Her current legal goals are to become a criminal prosecutor—and eventually, she added, to become the second female Attorney General in Rhode Island. (The first was RWU Trustee Emeritus Arlene Violet, who was AG from 1985 to 1987.)

Her experiences at RWU Law have only confirmed Mansolillo’s interest these goals.

“I interned this past summer in the Rhode Island Department of the Attorney General, working in the Narcotics and Violent Crime unit,” she said.. “It was the most rewarding experience, because—even though I’m still in law school and couldn’t practice yet—the supervisors that I had, the attorneys that I worked with, were so incredible and so brilliant. I learned so much from them and I just loved working there.”

In the classroom, Professor James Diamond’s Criminal Law class was her favorite, she added. “I loved it. I understood it. He made the whole topic make sense.”

Mansolillo’s pageant experience has also proven helpful in oral advocacy.

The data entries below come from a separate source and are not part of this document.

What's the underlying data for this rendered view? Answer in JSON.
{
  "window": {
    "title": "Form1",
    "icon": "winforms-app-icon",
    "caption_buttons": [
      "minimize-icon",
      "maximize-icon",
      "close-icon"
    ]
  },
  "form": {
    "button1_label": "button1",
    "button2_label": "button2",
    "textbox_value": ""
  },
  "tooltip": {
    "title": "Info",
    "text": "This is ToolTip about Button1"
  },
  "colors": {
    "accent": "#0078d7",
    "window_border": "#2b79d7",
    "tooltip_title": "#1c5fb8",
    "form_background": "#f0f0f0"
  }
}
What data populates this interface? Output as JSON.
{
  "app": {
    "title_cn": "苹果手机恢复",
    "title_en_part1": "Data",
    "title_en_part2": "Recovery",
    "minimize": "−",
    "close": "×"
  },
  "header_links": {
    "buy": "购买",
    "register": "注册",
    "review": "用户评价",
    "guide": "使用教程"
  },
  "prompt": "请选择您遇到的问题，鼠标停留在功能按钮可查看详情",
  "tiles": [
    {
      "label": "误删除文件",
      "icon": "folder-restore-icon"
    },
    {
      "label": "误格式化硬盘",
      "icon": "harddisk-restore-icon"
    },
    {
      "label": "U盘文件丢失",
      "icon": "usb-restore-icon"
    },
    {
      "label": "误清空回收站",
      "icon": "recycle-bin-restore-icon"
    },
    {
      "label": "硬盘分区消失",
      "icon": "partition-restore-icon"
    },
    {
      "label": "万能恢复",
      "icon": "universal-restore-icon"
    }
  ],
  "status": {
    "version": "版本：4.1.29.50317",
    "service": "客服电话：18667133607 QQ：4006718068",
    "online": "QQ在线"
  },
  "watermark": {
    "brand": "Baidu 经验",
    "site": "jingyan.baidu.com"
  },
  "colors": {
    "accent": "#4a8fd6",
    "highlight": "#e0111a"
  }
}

“I started competing when I was 14 years old, so I’ve been talking in front of audiences for years,” she said. “Even when I was little, I never really shied away from a camera, or from being front and center. But as Miss Rhode Island, it’s at a different level; it’s been so humbling and rewarding to speak to so many groups, from pre-college students to panels of judges—and to see that people really want to hear what I have to say.

“I was always taught that a good leader is someone who is approachable and makes everyone feel that their voice is being heard, that their opinion is important,” she added. “I’m lucky to have a really wonderful group of people around me, who keep pushing me every single day to be that kind of leader, ready to talk to people about anything they want to discuss—whether in an interview like this one, or in a courtroom, or at a Miss America competition.”

Mansolillo says that when she mounts the stage for the Miss America event next month, she’ll be competing for her RWU Law family as well as Rhode Island as a whole.

“My professors and my classmates and so many other people at RWU Law are very excited!” she said. “The outpouring of support here has been overwhelming—never in a million years would I have imagined it would be at this level. It’s so heartwarming to feel that sense of community, and at a law school of all places! It just been so gratifying. It’s more than I could ever have asked for.”